The first comprehensive, book-length study of Woolf’s intellectual debt to Greece is just out.

Hellenism and Loss in the Work of Virginia Woolf, written by Theodore Koulouris, associate tutor in English studies at the University of Sussex, is available from Ashgate Publishing.

Koulouris studied the Greek Notebook that Woolf kept from 1907-1909, which has gone largely unexamined, to come up with his theories. He argues that Woolf’s Greek studies were central to the elegiac quality of her writing.

The reader’s report suggests that:

this book makes serious and important contributions for Woolf studies, modernist studies, studies in 20th century British literature, feminist and women’s studies, classical studies, and to the history of Modernism. The author very carefully and intelligently theorizes the ways Woolf’s “Greekness” navigated male and female appropriations of British Hellenism and provided her with a means of articulating loss, whether it be loss of a great Hellenic past, of women’s vocality, of immediate family members, of human civilization …In tracing Woolf’s engagement with these topics through her study of Greek language and literature, the author’s brilliant findings are carefully supported and, I think, profound.

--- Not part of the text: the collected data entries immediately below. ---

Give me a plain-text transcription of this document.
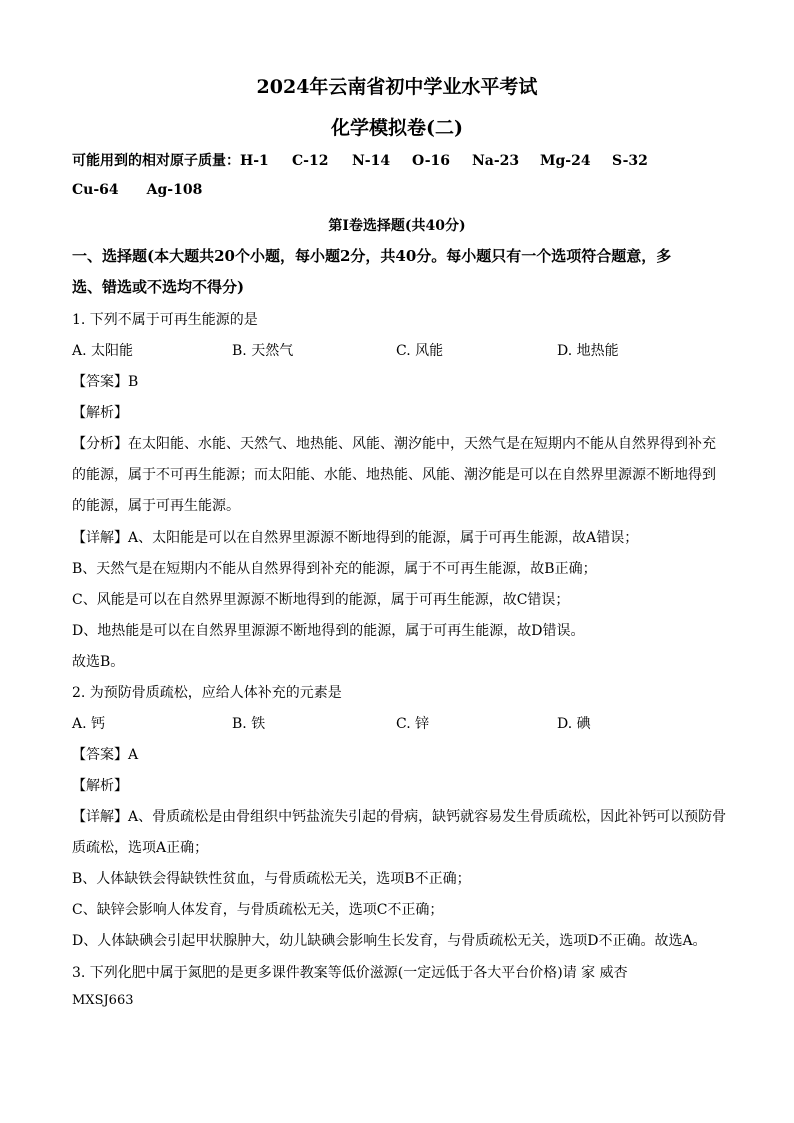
2024年云南省初中学业水平考试
化学模拟卷(二)
可能用到的相对原子质量：H-1 C-12 N-14 O-16 Na-23 Mg-24 S-32
Cu-64 Ag-108
第Ⅰ卷选择题(共40分)
一、选择题(本大题共20个小题，每小题2分，共40分。每小题只有一个选项符合题意，多
选、错选或不选均不得分)
1. 下列不属于可再生能源的是
A. 太阳能	B. 天然气	C. 风能	D. 地热能
【答案】B
【解析】
【分析】在太阳能、水能、天然气、地热能、风能、潮汐能中，天然气是在短期内不能从自然界得到补充
的能源，属于不可再生能源；而太阳能、水能、地热能、风能、潮汐能是可以在自然界里源源不断地得到
的能源，属于可再生能源。
【详解】A、太阳能是可以在自然界里源源不断地得到的能源，属于可再生能源，故A错误；
B、天然气是在短期内不能从自然界得到补充的能源，属于不可再生能源，故B正确；
C、风能是可以在自然界里源源不断地得到的能源，属于可再生能源，故C错误；
D、地热能是可以在自然界里源源不断地得到的能源，属于可再生能源，故D错误。
故选B。
2. 为预防骨质疏松，应给人体补充的元素是
A. 钙	B. 铁	C. 锌	D. 碘
【答案】A
【解析】
【详解】A、骨质疏松是由骨组织中钙盐流失引起的骨病，缺钙就容易发生骨质疏松，因此补钙可以预防骨
质疏松，选项A正确；
B、人体缺铁会得缺铁性贫血，与骨质疏松无关，选项B不正确；
C、缺锌会影响人体发育，与骨质疏松无关，选项C不正确；
D、人体缺碘会引起甲状腺肿大，幼儿缺碘会影响生长发育，与骨质疏松无关，选项D不正确。故选A。
3. 下列化肥中属于氮肥的是更多课件教案等低价滋源(一定远低于各大平台价格)请 家 威杏
MXSJ663
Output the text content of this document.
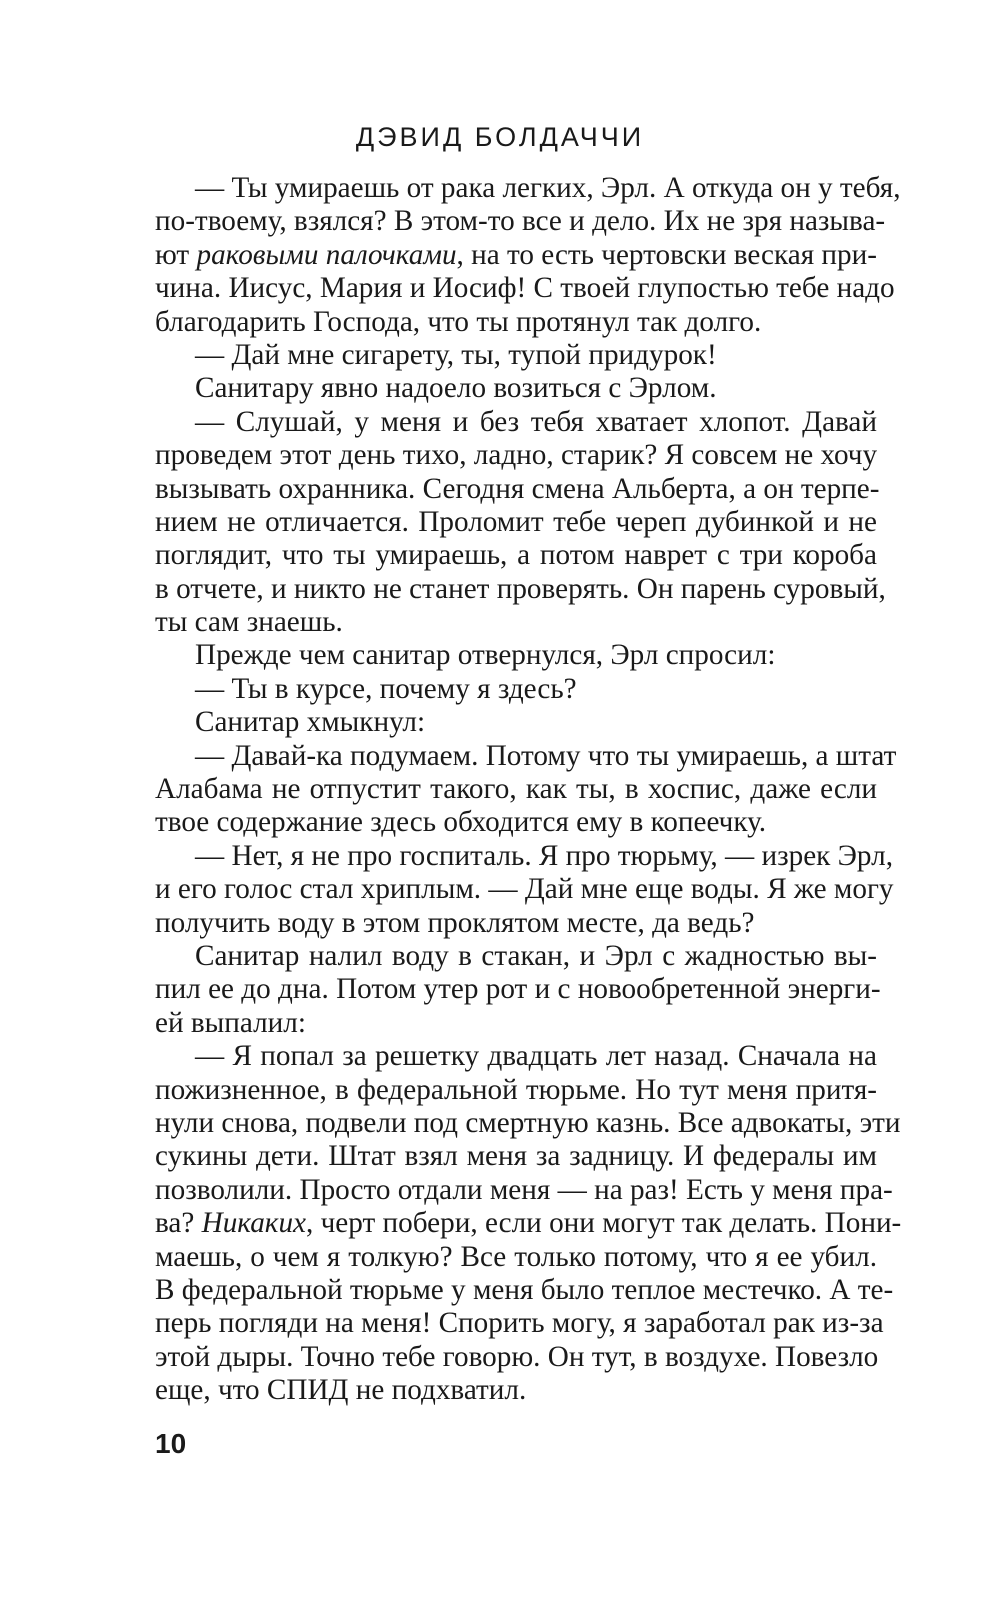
ДЭВИД БОЛДАЧЧИ
— Ты умираешь от рака легких, Эрл. А откуда он у тебя,
по-твоему, взялся? В этом-то все и дело. Их не зря называ-
ют раковыми палочками, на то есть чертовски веская при-
чина. Иисус, Мария и Иосиф! С твоей глупостью тебе надо
благодарить Господа, что ты протянул так долго.
— Дай мне сигарету, ты, тупой придурок!
Санитару явно надоело возиться с Эрлом.
— Слушай, у меня и без тебя хватает хлопот. Давай
проведем этот день тихо, ладно, старик? Я совсем не хочу
вызывать охранника. Сегодня смена Альберта, а он терпе-
нием не отличается. Проломит тебе череп дубинкой и не
поглядит, что ты умираешь, а потом наврет с три короба
в отчете, и никто не станет проверять. Он парень суровый,
ты сам знаешь.
Прежде чем санитар отвернулся, Эрл спросил:
— Ты в курсе, почему я здесь?
Санитар хмыкнул:
— Давай-ка подумаем. Потому что ты умираешь, а штат
Алабама не отпустит такого, как ты, в хоспис, даже если
твое содержание здесь обходится ему в копеечку.
— Нет, я не про госпиталь. Я про тюрьму, — изрек Эрл,
и его голос стал хриплым. — Дай мне еще воды. Я же могу
получить воду в этом проклятом месте, да ведь?
Санитар налил воду в стакан, и Эрл с жадностью вы-
пил ее до дна. Потом утер рот и с новообретенной энерги-
ей выпалил:
— Я попал за решетку двадцать лет назад. Сначала на
пожизненное, в федеральной тюрьме. Но тут меня притя-
нули снова, подвели под смертную казнь. Все адвокаты, эти
сукины дети. Штат взял меня за задницу. И федералы им
позволили. Просто отдали меня — на раз! Есть у меня пра-
ва? Никаких, черт побери, если они могут так делать. Пони-
маешь, о чем я толкую? Все только потому, что я ее убил.
В федеральной тюрьме у меня было теплое местечко. А те-
перь погляди на меня! Спорить могу, я заработал рак из-за
этой дыры. Точно тебе говорю. Он тут, в воздухе. Повезло
еще, что СПИД не подхватил.
10
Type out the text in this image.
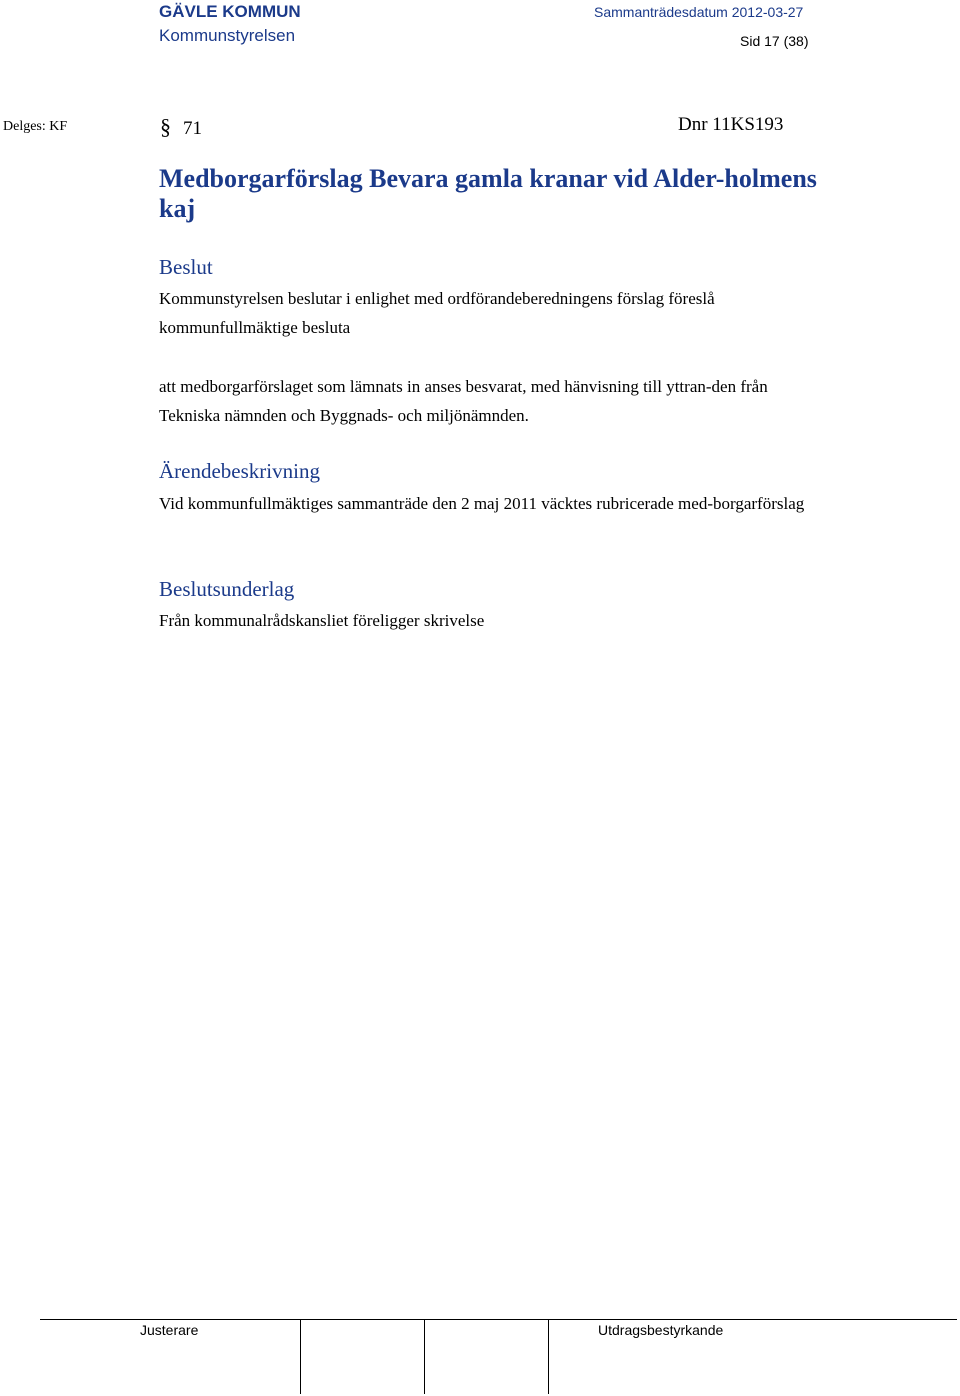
GÄVLE KOMMUN
Kommunstyrelsen
Sammanträdesdatum 2012-03-27
Sid 17 (38)
Delges: KF	§ 71	Dnr 11KS193
Medborgarförslag Bevara gamla kranar vid Alder-holmens kaj
Beslut
Kommunstyrelsen beslutar i enlighet med ordförandeberedningens förslag föreslå kommunfullmäktige besluta
att medborgarförslaget som lämnats in anses besvarat, med hänvisning till yttran-den från Tekniska nämnden och Byggnads- och miljönämnden.
Ärendebeskrivning
Vid kommunfullmäktiges sammanträde den 2 maj 2011 väcktes rubricerade med-borgarförslag
Beslutsunderlag
Från kommunalrådskansliet föreligger skrivelse
Justerare	Utdragsbestyrkande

Here are some other resources on Woolf and the Greeks that you can access for free online:

  • Anne Fernald explored the topic briefly and less formally on Fernham back in 2005.
  • Matthew Blackall discussed the influence of the Greeks on Woolf in his master’s thesis for DePaul University, “The perfect image of a young man: The influence of greek culture and aesthetics in Virginia Woolf’s Jacob’s Room.”
  • Sybil Oldfield focused on Woolf’s multiple readings of Antigone in “Virginia Woolf and Antigone — Thinking Against the Current.”